One approach is to consider the complementary event.
If you compute the probability of exactly zero 6's and exactly one 6, you can then take the complement of the probability to get "two or more".
If $X$ is the number of 6's observed
$$P(X\geq 2) = 1 - P(X=0) - P(X=1)$$
So with this approach - a very common one with probability problems - you reduce the problem to two equality events, each of which you should find easier to deal with.
However, if you already did some work, and have $P(X\geq 1)$ you can save yourself some calculation, since that's already $1 - P(X=0)$.
More generally, such problems are treated by using the binomial distribution.
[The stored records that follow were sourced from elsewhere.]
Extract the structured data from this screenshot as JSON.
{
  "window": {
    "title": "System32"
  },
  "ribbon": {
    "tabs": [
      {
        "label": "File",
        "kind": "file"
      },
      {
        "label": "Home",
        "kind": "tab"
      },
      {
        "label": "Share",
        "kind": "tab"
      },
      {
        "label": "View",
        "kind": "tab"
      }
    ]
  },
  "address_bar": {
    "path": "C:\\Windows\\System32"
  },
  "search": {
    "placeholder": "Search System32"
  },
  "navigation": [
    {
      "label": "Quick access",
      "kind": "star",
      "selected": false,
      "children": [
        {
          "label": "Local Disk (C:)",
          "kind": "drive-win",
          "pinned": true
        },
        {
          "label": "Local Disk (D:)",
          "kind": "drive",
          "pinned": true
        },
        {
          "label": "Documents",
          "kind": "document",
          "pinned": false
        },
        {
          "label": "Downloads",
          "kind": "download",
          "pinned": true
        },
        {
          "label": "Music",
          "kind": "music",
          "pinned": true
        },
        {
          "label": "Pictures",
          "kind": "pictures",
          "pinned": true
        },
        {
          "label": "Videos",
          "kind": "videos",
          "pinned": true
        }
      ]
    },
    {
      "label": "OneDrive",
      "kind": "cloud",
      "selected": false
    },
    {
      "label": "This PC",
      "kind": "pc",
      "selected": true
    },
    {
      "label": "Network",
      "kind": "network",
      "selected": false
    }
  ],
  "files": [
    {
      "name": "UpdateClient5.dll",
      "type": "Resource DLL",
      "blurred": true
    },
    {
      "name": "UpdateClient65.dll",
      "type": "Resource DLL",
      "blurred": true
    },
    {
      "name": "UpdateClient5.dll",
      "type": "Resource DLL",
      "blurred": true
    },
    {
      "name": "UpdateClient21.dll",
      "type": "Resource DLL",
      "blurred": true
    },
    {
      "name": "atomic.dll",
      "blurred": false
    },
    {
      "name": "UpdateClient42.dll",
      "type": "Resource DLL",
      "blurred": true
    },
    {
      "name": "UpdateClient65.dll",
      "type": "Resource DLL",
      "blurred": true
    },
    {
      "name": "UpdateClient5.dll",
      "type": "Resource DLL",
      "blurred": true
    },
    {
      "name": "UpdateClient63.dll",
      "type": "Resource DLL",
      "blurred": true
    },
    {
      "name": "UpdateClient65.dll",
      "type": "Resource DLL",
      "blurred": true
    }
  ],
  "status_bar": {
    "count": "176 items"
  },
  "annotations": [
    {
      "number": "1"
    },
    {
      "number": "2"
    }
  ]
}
If you have a set of independent trials (such as die rolls) with a constant probability of one event of interest (such as a 6), and you count the number of events of interest (each event of interest is traditionally called "a success") in $n$ such trials, then the number of successes is a binomially distributed random variable.
If $X$ is the number of successes in $n$ independent trials with constant probability of success, $p$, we're interested in $P(X=k)$ for some integer $k$ in ${0, 1, ..., n}$
First, two simpler problems: if we had $k$ trials all succeed, that would have probability $p^k$. If we had $m$ trials all fail, that would have probability $(1-p)^m$. I presume you can already see how to do those.
Now, we have $k$ trials of $n$ succeed and $n-k$ fail. If it was the first $k$ that succeeded, then that would have probability $p^k (1-p)^{n-k}$. But the successes can come in any of the $n$ positions, so we have to count all the different ways we can get $k$ successes in $n$ trials, which is the same as the number of arrangements of $k$ "$S$" symbols and $n-k$ "$F$" symbols. This is just ${n}\choose{k}$.
(6^5 - 5^5 - 3125)/6^5. Is that the answer?